According to the magistrate, the kids were still “subject to an event or circumstances” in NSW, and, therefore, the court still retained jurisdiction, which was to be considered broadly, and as children were involved, a dynamic approach was to be taken, whilst the 2010 care order had been valid.
So, the court ordered in June 2022 that parental responsibility for Wiradjuri children remain with M and L whilst they were all still residing in the UK.
In terms of reach, Justice Basten outlined a number of factors important to this case. These include the Children’s Court being a specialist court with limited jurisdiction and that this was not a narrow reading of the terms of the court’s operations, while there were also constitutional considerations.
Provisions of the Care Act, and the Court Act, his Honour made clear, “should not be construed as conferring a greater jurisdiction on the Children’s Court than is consistent with the division of powers between state and Commonwealth institutions”.
Section 12 of the Court Act, the justice continued, ensures that the exercise of jurisdiction only pertains to the state of NSW, which left a question as to whether the jurisdiction extended to the Children’s Court within the Care Act allows it to reach across borders.
His Honour then referred to the 1997 review of the Act that the Care Act replaced, which stipulated that the new bill should confer a duty to “children or young people who live in NSW or are physically present in NSW” or whether their normal place of residence is in this state or they go to school here.
The justice then considered the section 4 provision that those “subject to an event or circumstances occurring” in NSW “that gives or give rise to a report” are captured by the Act and found that other sections relating to reports infer that they’re to be produced prior to exercising statutory function.

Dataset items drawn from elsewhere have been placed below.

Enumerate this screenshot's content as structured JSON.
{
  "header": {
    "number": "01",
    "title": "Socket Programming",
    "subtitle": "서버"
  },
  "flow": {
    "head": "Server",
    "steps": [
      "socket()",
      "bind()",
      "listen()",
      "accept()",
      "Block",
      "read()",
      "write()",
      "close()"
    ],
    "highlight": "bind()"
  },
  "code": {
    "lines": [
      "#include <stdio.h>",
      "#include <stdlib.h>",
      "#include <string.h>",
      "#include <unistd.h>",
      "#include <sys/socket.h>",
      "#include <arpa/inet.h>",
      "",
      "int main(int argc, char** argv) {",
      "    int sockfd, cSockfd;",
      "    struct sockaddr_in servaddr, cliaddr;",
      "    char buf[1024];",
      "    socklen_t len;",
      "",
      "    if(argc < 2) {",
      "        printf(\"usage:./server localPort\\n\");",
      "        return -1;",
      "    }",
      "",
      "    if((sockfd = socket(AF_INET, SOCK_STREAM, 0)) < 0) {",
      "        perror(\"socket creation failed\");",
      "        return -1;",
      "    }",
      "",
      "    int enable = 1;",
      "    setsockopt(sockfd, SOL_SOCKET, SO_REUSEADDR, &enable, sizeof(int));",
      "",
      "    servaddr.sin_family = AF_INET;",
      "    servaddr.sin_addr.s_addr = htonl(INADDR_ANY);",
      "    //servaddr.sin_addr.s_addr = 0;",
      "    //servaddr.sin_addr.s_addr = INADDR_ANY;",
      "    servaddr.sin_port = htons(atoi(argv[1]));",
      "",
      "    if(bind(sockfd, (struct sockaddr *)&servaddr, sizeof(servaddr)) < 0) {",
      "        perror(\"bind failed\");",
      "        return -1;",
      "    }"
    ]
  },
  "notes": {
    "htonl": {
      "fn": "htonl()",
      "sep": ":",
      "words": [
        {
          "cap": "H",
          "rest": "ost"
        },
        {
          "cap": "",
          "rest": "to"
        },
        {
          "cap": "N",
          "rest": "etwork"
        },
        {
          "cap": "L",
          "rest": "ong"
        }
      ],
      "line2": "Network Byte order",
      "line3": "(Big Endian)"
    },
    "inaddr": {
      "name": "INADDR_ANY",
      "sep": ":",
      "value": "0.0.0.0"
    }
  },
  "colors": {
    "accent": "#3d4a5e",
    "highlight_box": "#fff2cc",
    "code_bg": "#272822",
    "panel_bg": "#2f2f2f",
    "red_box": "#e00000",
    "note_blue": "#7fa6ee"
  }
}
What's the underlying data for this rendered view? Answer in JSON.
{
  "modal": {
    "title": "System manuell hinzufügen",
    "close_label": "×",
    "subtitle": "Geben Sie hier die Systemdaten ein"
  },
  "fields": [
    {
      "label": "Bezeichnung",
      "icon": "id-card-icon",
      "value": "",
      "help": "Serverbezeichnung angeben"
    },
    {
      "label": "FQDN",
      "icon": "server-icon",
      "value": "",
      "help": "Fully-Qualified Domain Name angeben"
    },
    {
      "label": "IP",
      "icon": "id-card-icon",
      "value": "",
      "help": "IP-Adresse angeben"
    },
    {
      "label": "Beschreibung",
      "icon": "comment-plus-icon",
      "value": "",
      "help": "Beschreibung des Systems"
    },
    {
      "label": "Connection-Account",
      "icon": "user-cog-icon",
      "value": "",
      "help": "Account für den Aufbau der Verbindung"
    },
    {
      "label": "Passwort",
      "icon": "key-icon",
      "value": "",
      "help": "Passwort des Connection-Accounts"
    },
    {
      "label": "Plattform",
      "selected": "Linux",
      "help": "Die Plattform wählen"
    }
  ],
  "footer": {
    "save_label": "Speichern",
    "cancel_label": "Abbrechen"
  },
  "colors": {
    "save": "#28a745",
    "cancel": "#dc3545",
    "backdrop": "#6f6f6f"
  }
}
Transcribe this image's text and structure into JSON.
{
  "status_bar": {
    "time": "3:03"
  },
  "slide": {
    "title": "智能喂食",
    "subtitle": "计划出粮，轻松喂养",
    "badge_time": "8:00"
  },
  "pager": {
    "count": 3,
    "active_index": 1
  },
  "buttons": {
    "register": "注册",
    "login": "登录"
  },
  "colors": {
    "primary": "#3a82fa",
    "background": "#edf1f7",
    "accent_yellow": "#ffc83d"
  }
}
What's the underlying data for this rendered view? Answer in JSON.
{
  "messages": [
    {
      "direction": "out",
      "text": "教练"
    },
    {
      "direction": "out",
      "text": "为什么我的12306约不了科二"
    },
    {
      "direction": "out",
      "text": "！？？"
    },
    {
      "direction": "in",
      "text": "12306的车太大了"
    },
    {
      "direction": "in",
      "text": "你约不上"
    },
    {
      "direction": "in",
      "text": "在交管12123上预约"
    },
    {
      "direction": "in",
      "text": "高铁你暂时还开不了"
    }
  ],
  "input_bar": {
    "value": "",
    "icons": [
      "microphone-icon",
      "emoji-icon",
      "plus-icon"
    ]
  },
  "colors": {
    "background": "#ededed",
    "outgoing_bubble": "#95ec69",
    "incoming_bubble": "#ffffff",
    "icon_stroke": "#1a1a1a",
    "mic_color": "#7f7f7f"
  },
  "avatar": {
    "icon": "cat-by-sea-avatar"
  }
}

There are also laws contained under section 14A of the Care Act that permit children and young persons in care to be transferred to other states or territories or to New Zealand. However, these do not relate to children who are already outside of NSW at the time of issuance.
The question of presence
As to whether the Children’s Court can confer parental responsibility on a person not living in NSW or present within the state at the time an order was made, there are several reasons to conclude that this is not permissible.
Firstly, NSW courts aren’t established to issue cross jurisdictional judgements, especially to other countries. Secondly, the court can’t grant the minister care powers to exercise overseas. And thirdly, initial orders thought to hold until 18 years of age, fail to consider changes in life circumstances.
“For these reasons the jurisdiction conferred on the Children’s Court should be understood as limited to its exercise with respect to children who are present, or ordinarily living, in the jurisdiction of the court, that is New South Wales, when the order is made,” Justice Basten determined.
His Honour added that DN’s submission that the court did not have jurisdiction to make orders in regard to children in the UK was upheld. And following from that, on 19 December last year, he ordered that the June 2022 rulings of the court in relation to the Wiradjuri children be quashed.
And in regard to whether people overseas who have no right to live in NSW were suitable for placement, again this contention triggered the same restrictions as did the question of jurisdiction, which meant that it too was made out.
In regard to this second issue, the Aboriginal Child Placement Principle in section 13 of the Care Act, was raised, as it requires Indigenous kids to be placed with extended family or kinship, or otherwise with other First Nations peoples, and it requires placement within NSW or at least, in Australia.
Justice Basten stressed that the NSW Children’s Court jurisdiction in relation to young people living overseas is “a matter of public importance for the administration of state welfare laws affecting children and young people”.
Therefore, his Honour determined that DN “should be granted leave to appeal” the Supreme Court ruling.
And NSWCA Justices Anna Mitchelmore and Katrina Stern agreed with their colleague’s orders.